IL QUADRO. È vero che l’Italia, a differenza di altri Paesi, ha una situazione a livello di conti pubblici in sostanziale equilibrio. Il tasso di risparmio è elevato e rispetto alla Grecia ha un’eccedenza fiscale primaria che facilita le aste e dà fiducia al mercato. Anche la manovra correttiva da 40 miliardi di cui si parla negli ultimi tempi dovrebbe portare entro il 2014 a una riduzione del rapporto debito-pil al 113 per cento. Allineandolo a quanto richiesto dall’Europa. Dunque, più che un problema di credito, per gli esperti intervistati il fattore critico è la mancata crescita del Paese. E in tal senso la strada da percorrere è ancora lunga. Tre le riforme a cui guardare: una a livello fiscale, un’altra sul mercato del lavoro, e un’ultima sul mercato dei beni e dei servizi, che dovrebbe passare attraverso una riduzione della presenza pubblica. Un fallimento su questi aspetti, unito a un’eventuale riforma del fisco capace di sbilanciare l’equilibrio dei conti potrebbe pesare negativamente sul giudizio dell’Italia, portando Moody’s a rivedere il rating italiano (addirittura già entro i prossimi due o tre mesi). E, a cascata, quello di regioni, società a partecipazione statale e banche.
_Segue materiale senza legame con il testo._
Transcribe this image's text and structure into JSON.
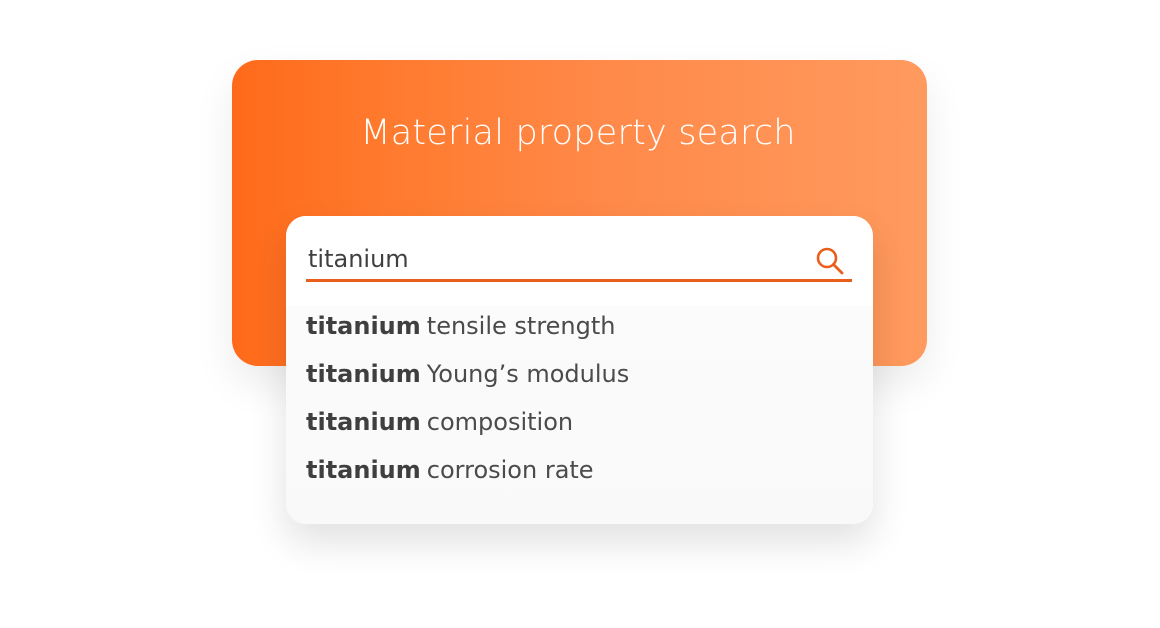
{
  "header": {
    "title": "Material property search"
  },
  "search": {
    "value": "titanium",
    "placeholder": ""
  },
  "suggestions": [
    {
      "prefix": "titanium",
      "suffix": "tensile strength"
    },
    {
      "prefix": "titanium",
      "suffix": "Young’s modulus"
    },
    {
      "prefix": "titanium",
      "suffix": "composition"
    },
    {
      "prefix": "titanium",
      "suffix": "corrosion rate"
    }
  ],
  "colors": {
    "accent": "#ea5e1c",
    "gradient_start": "#ff6a1a",
    "gradient_end": "#ff9a5e"
  },
  "icons": {
    "search": "search-icon"
  }
}
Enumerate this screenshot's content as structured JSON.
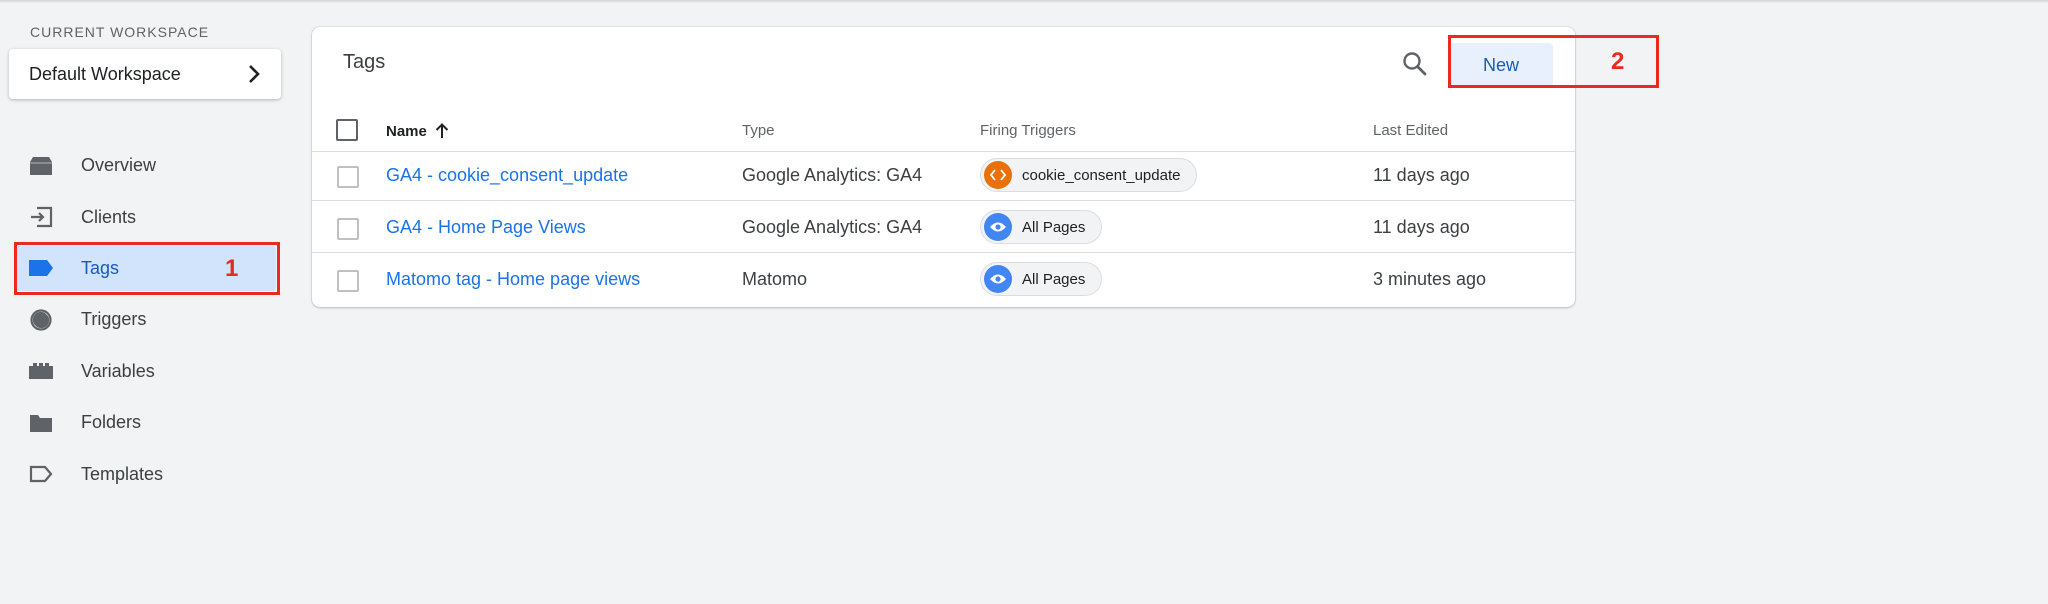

AZIENDE NEL MIRINO. Sotto la lente d’ingrandimento dell’agenzia sono già finite alcune grandi regioni, come Basilicata, Emilia Romagna, Liguria, Lombardia, Marche, Sicilia, Toscana, Umbria e Veneto; ma anche le province autonome di Trento e Bolzano e quelle di Arezzo, Bologna, Firenze, Genova, Milano e Torino. E la carrellata non si arresta. Molte società a partecipazione statale come Enel, Eni, Finmeccanica, Poste Italiane, Terna, ma anche A2A, Acea e la Compagnia Valdostana delle Acque, (controllate da enti locali) sono attualmente sotto esame. Oltre a 16 banche, finite anch’esse in creditwatch per un possibile declassamento (tra cui Intesa Sanpaolo, Mps, Banco Popolare, oltre la Cassa depositi e prestiti). Altre aziende altamente indebitate e con forte generazione dei ricavi in Italia, come Telecom, non sono state menzionate da Moody’s ma, a detta dei più, potrebbero essere indirettamente influenzate da iniziative sul rating sovrano. Tra gli emittenti partecipati dallo stato, Enel secondo alcuni intervistati potrebbe risentire pesantemente anche dell’addio prematuro dell’Italia all’energia nucleare, su cui vertivano chiari progetti di sviluppo. Mentre Eni, che vede in Libia il principale operatore estero nel comparto petrolifero, potrebbe continuare a soffrire delle incertezze politiche del Paese.
Insomma le dinamiche di un eventuale taglio di rating sono diverse ma in linea generale i principi sono gli stessi: forte indebitamento, scarsa crescita e conseguente diminuzione del service coverage ratio (che per il debito corporate idealmente dovrebbe essere superiore a 1-1,2). Il risultato? Per i più è possibile un variazione del rating anche sulle società, seppur solo in un secondo tempo rispetto ad un eventuale taglio del rating sovrano. Per qualcun altro, invece, soltanto un probabile aumento nel costo del finanziamento, pur senza un effettivo downgrade del giudizio. O quanto meno non fino a uno slittamento dell’Italia di più gradini nella scala del merito di credito. Ipotesi, per ora, comunque lontana.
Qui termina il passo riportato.